Con un elenco más que distinguido, Humphrey Bogart (Rick) destila su primera actuación como amante después de encasillados papeles como gánster en su carrera, en él se refleja una esencia carmesí que trasciende el blanco y negro de la cinta, su papel de cínico apasionado es tan elegante como comprometedor, la academia reconoció este como uno de sus papeles más exigentes, estando cerca de otorgarle su primer Óscar en 1943. A su lado, con una tierna estirpe y una belleza sobrecogedora, Ingrid Bergman (Ilsa) empezaba a crear el idealizado París de ahora junto a su amante, su química de actores deja mucho que desear de los amores “auténticos” actuales… No se puede decir mucho de su actuación sin sentir que se limita el arte de su mirada, si bien es cierto que la cámara hace sus trucos, esta chica es una maga evocando un amor palpable e inmutable que hace realista el deseo de cualquier enamorado.

Los papeles de segundo plano de Paul Henreid (Víctor), Claude Rains (Capitán Renault), incluso Conrad Veidt (Mayor Strasser) ambientan la película y le dan realismo nato a su ambiente. Renault y Rick combinan la sátira de sus personalidades cínicas con un patriotismo que consigna un solo sustantivo: amistad.

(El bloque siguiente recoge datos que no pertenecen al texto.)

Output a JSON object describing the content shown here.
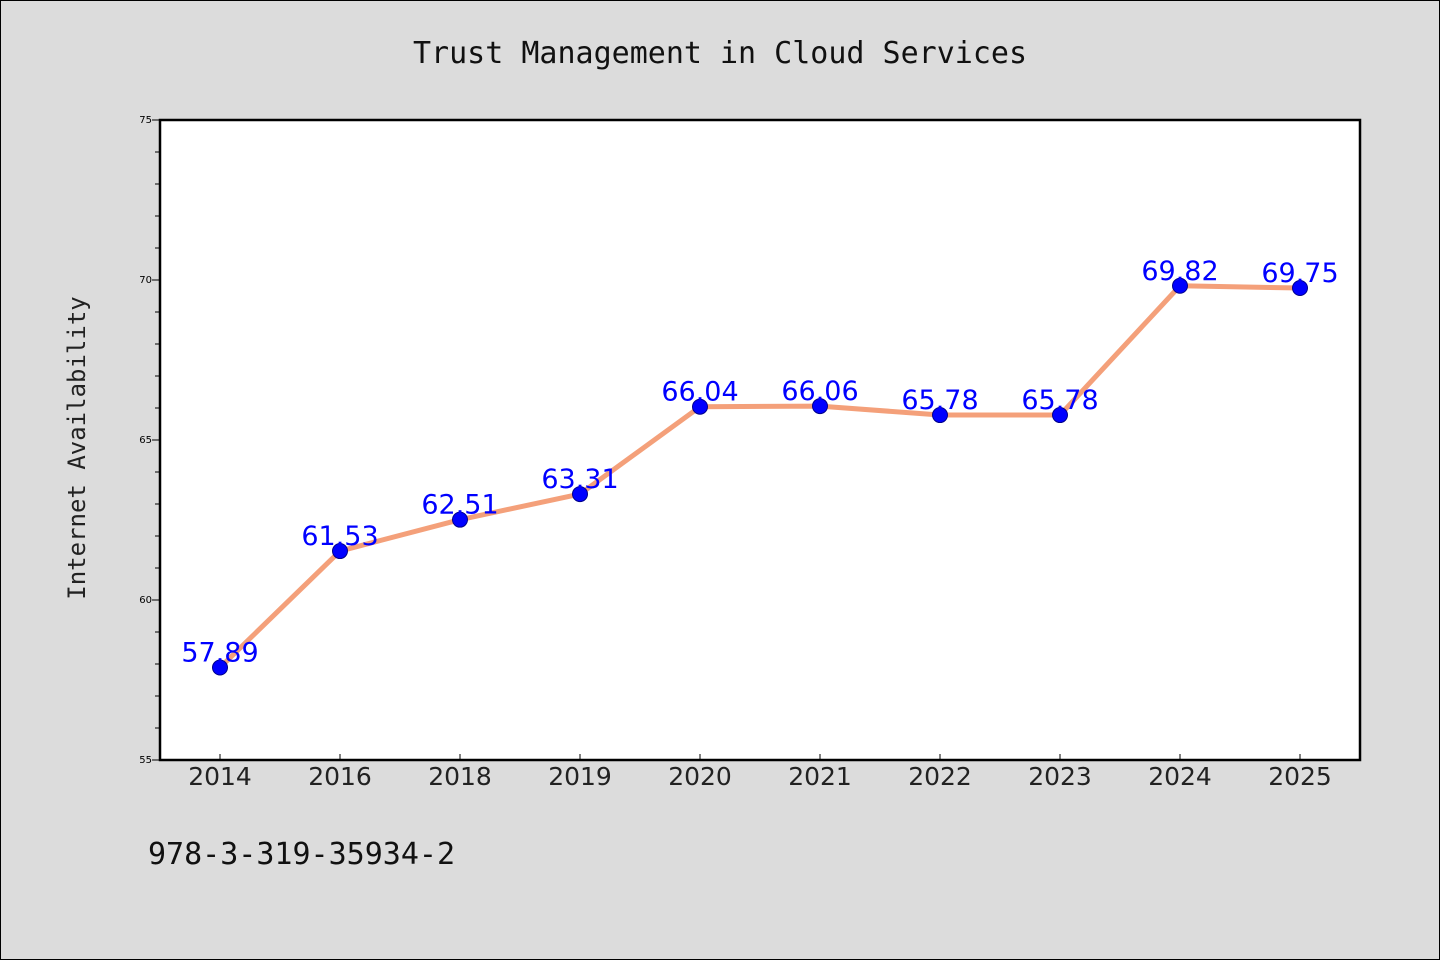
{
  "chart_data": {
    "type": "line",
    "title": "Trust Management in Cloud Services",
    "xlabel": "",
    "ylabel": "Internet Availability",
    "categories": [
      "2014",
      "2016",
      "2018",
      "2019",
      "2020",
      "2021",
      "2022",
      "2023",
      "2024",
      "2025"
    ],
    "series": [
      {
        "values": [
          57.89,
          61.53,
          62.51,
          63.31,
          66.04,
          66.06,
          65.78,
          65.78,
          69.82,
          69.75
        ],
        "data_labels": [
          "57.89",
          "61.53",
          "62.51",
          "63.31",
          "66.04",
          "66.06",
          "65.78",
          "65.78",
          "69.82",
          "69.75"
        ],
        "line_color": "#f4a07a",
        "marker_color": "#0000ff"
      }
    ],
    "ylim": [
      55,
      75
    ],
    "y_major_ticks": [
      55,
      60,
      65,
      70,
      75
    ],
    "y_minor_step": 1,
    "grid": false,
    "legend": "none",
    "colors": {
      "background": "#dcdcdc",
      "plot_background": "#ffffff",
      "label_color": "#0000ff"
    }
  },
  "footnote": "978-3-319-35934-2"
}
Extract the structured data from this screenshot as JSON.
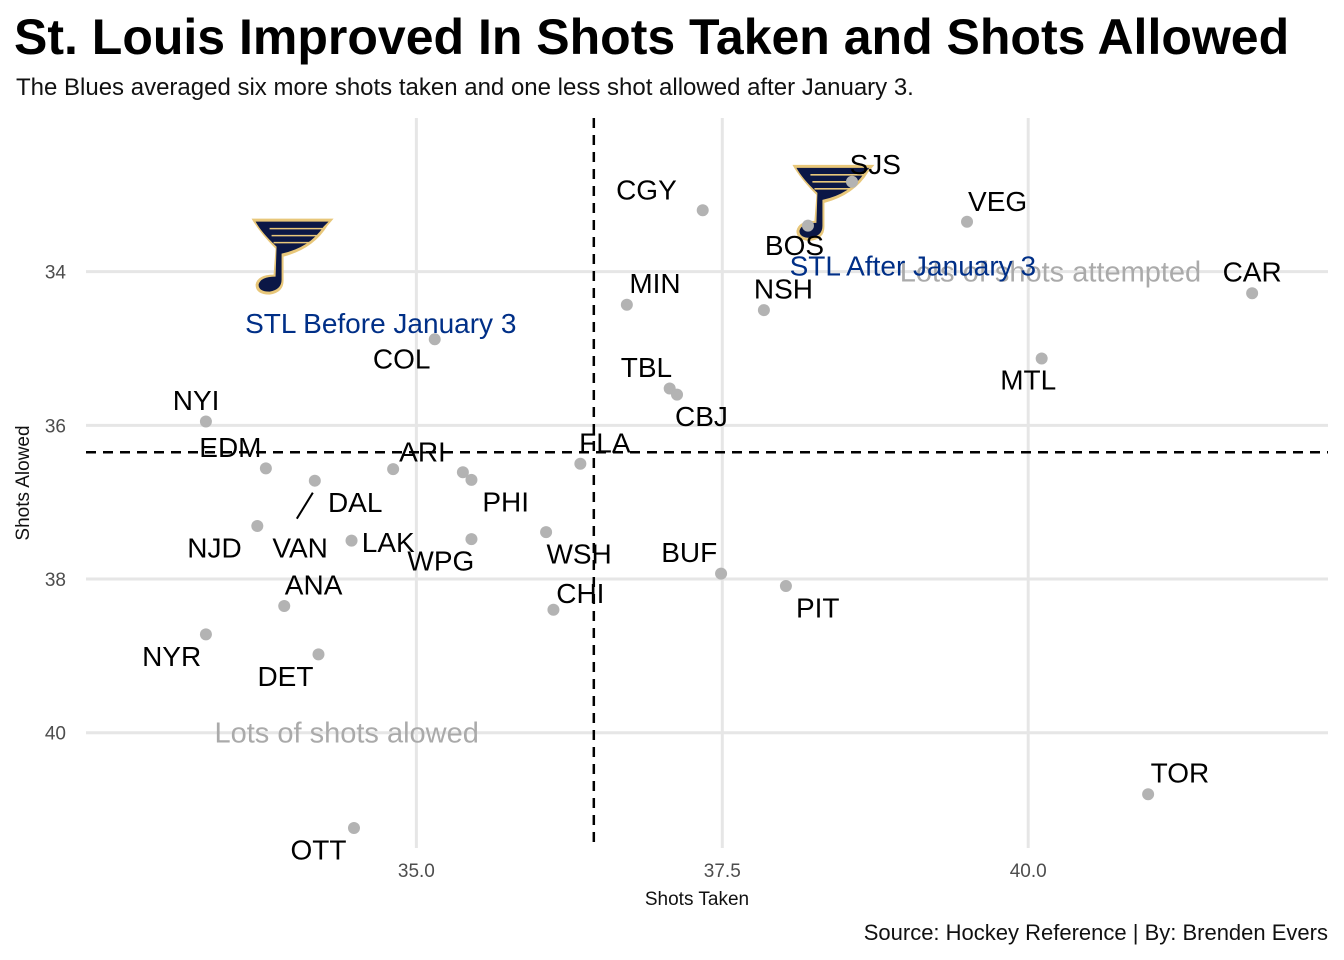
{
  "title": "St. Louis Improved In Shots Taken and Shots Allowed",
  "subtitle": "The Blues averaged six more shots taken and one less shot allowed after January 3.",
  "source": "Source: Hockey Reference | By: Brenden Evers",
  "colors": {
    "point": "#b3b3b3",
    "label": "#000000",
    "stl_label": "#002F87",
    "quadrant_label": "#aaaaaa",
    "grid": "#e6e6e6",
    "ref_line": "#000000",
    "logo_navy": "#0b1746",
    "logo_gold": "#e8c77a"
  },
  "chart_data": {
    "type": "scatter",
    "xlabel": "Shots Taken",
    "ylabel": "Shots Alowed",
    "xlim": [
      32.3,
      42.45
    ],
    "ylim": [
      32.0,
      41.5
    ],
    "y_reversed": true,
    "x_ticks": [
      "35.0",
      "37.5",
      "40.0"
    ],
    "y_ticks": [
      "34",
      "36",
      "38",
      "40"
    ],
    "grid": true,
    "reference_lines": {
      "x": 36.45,
      "y": 36.35
    },
    "points": [
      {
        "team": "SJS",
        "x": 38.56,
        "y": 32.83
      },
      {
        "team": "CGY",
        "x": 37.34,
        "y": 33.2
      },
      {
        "team": "VEG",
        "x": 39.5,
        "y": 33.35
      },
      {
        "team": "BOS",
        "x": 38.2,
        "y": 33.4
      },
      {
        "team": "MIN",
        "x": 36.72,
        "y": 34.43
      },
      {
        "team": "NSH",
        "x": 37.84,
        "y": 34.5
      },
      {
        "team": "CAR",
        "x": 41.83,
        "y": 34.28
      },
      {
        "team": "COL",
        "x": 35.15,
        "y": 34.88
      },
      {
        "team": "MTL",
        "x": 40.11,
        "y": 35.13
      },
      {
        "team": "TBL",
        "x": 37.07,
        "y": 35.52
      },
      {
        "team": "CBJ",
        "x": 37.13,
        "y": 35.6
      },
      {
        "team": "NYI",
        "x": 33.28,
        "y": 35.95
      },
      {
        "team": "FLA",
        "x": 36.34,
        "y": 36.5
      },
      {
        "team": "EDM",
        "x": 33.77,
        "y": 36.56
      },
      {
        "team": "ARI",
        "x": 34.81,
        "y": 36.57
      },
      {
        "team": "PHI",
        "x": 35.38,
        "y": 36.61
      },
      {
        "team": "PHI",
        "x": 35.45,
        "y": 36.71
      },
      {
        "team": "DAL",
        "x": 34.17,
        "y": 36.72
      },
      {
        "team": "NJD",
        "x": 33.7,
        "y": 37.31
      },
      {
        "team": "WSH",
        "x": 36.06,
        "y": 37.39
      },
      {
        "team": "LAK",
        "x": 34.47,
        "y": 37.5
      },
      {
        "team": "WPG",
        "x": 35.45,
        "y": 37.48
      },
      {
        "team": "BUF",
        "x": 37.49,
        "y": 37.93
      },
      {
        "team": "PIT",
        "x": 38.02,
        "y": 38.09
      },
      {
        "team": "ANA",
        "x": 33.92,
        "y": 38.35
      },
      {
        "team": "CHI",
        "x": 36.12,
        "y": 38.4
      },
      {
        "team": "NYR",
        "x": 33.28,
        "y": 38.72
      },
      {
        "team": "DET",
        "x": 34.2,
        "y": 38.98
      },
      {
        "team": "TOR",
        "x": 40.98,
        "y": 40.8
      },
      {
        "team": "OTT",
        "x": 34.49,
        "y": 41.24
      }
    ],
    "labels": [
      {
        "text": "SJS",
        "x": 38.75,
        "y": 32.6
      },
      {
        "text": "CGY",
        "x": 36.88,
        "y": 32.93
      },
      {
        "text": "VEG",
        "x": 39.75,
        "y": 33.08
      },
      {
        "text": "BOS",
        "x": 38.09,
        "y": 33.65
      },
      {
        "text": "MIN",
        "x": 36.95,
        "y": 34.15
      },
      {
        "text": "NSH",
        "x": 38.0,
        "y": 34.22
      },
      {
        "text": "CAR",
        "x": 41.83,
        "y": 34.0
      },
      {
        "text": "COL",
        "x": 34.88,
        "y": 35.13
      },
      {
        "text": "MTL",
        "x": 40.0,
        "y": 35.4
      },
      {
        "text": "TBL",
        "x": 36.88,
        "y": 35.24
      },
      {
        "text": "CBJ",
        "x": 37.33,
        "y": 35.88
      },
      {
        "text": "NYI",
        "x": 33.2,
        "y": 35.67
      },
      {
        "text": "FLA",
        "x": 36.54,
        "y": 36.22
      },
      {
        "text": "EDM",
        "x": 33.48,
        "y": 36.28
      },
      {
        "text": "ARI",
        "x": 35.05,
        "y": 36.34
      },
      {
        "text": "PHI",
        "x": 35.73,
        "y": 36.99
      },
      {
        "text": "DAL",
        "x": 34.5,
        "y": 37.0
      },
      {
        "text": "VAN",
        "x": 34.05,
        "y": 37.59
      },
      {
        "text": "NJD",
        "x": 33.35,
        "y": 37.59
      },
      {
        "text": "LAK",
        "x": 34.77,
        "y": 37.52
      },
      {
        "text": "WPG",
        "x": 35.2,
        "y": 37.76
      },
      {
        "text": "WSH",
        "x": 36.33,
        "y": 37.67
      },
      {
        "text": "BUF",
        "x": 37.23,
        "y": 37.65
      },
      {
        "text": "PIT",
        "x": 38.28,
        "y": 38.37
      },
      {
        "text": "ANA",
        "x": 34.16,
        "y": 38.07
      },
      {
        "text": "CHI",
        "x": 36.34,
        "y": 38.18
      },
      {
        "text": "NYR",
        "x": 33.0,
        "y": 39.0
      },
      {
        "text": "DET",
        "x": 33.93,
        "y": 39.26
      },
      {
        "text": "TOR",
        "x": 41.24,
        "y": 40.52
      },
      {
        "text": "OTT",
        "x": 34.2,
        "y": 41.52
      }
    ],
    "stl_annotations": [
      {
        "text": "STL Before January 3",
        "x": 33.6,
        "y": 34.67
      },
      {
        "text": "STL After January 3",
        "x": 38.05,
        "y": 33.92
      }
    ],
    "quadrant_labels": [
      {
        "text": "Lots of shots attempted",
        "x": 38.95,
        "y": 34.0
      },
      {
        "text": "Lots of shots alowed",
        "x": 33.35,
        "y": 40.0
      }
    ],
    "logos": [
      {
        "name": "st-louis-blues-logo-before",
        "x": 33.98,
        "y": 33.7
      },
      {
        "name": "st-louis-blues-logo-after",
        "x": 38.4,
        "y": 33.0
      }
    ]
  }
}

Por otro lado, Víctor y Strasser, brindan un drama necesario a la película, que usa a favor la rivalidad de la guerra para personificarla en estos dos personajes. 

Es realmente difícil explicar con palabras lo que una película puede llegar a generar en un aleatorio espectador, eso es el arte del cine: expresar lo que las miradas callan, llamar lo innombrable desde ese lado sensible de nuestra conciencia, inmortalizar un sueño en el tiempo que nos ataca a todos en esta ruleta que es la vida. Más allá de seguir alabando la película protagonista, de acabar hablando de Curtiz en su papelón como director que le cobro un Óscar o de los guionistas que hacen del lenguaje una fantasía en cada escena, la música de Max Steiner, y absolutamente cada detalle de sus apasionantes trabajos, el mensaje central de este escrito es solamente uno: observe la película, mídala a su vida, estírela y acóplela como se hace con lo que es únicamente suyo, porque así son los clásicos del arte.

Como el David de Miguel Ángel, como la Marsellesa, el desliz de un pincel en las manos de Van Gogh, la melodía que nació de Mozart o como cualquier clásico, Casablanca es una obra maestra del séptimo arte, ha sido esa película que no cambia desde la primera vez que se observa, y será siempre La Gioconda del cine.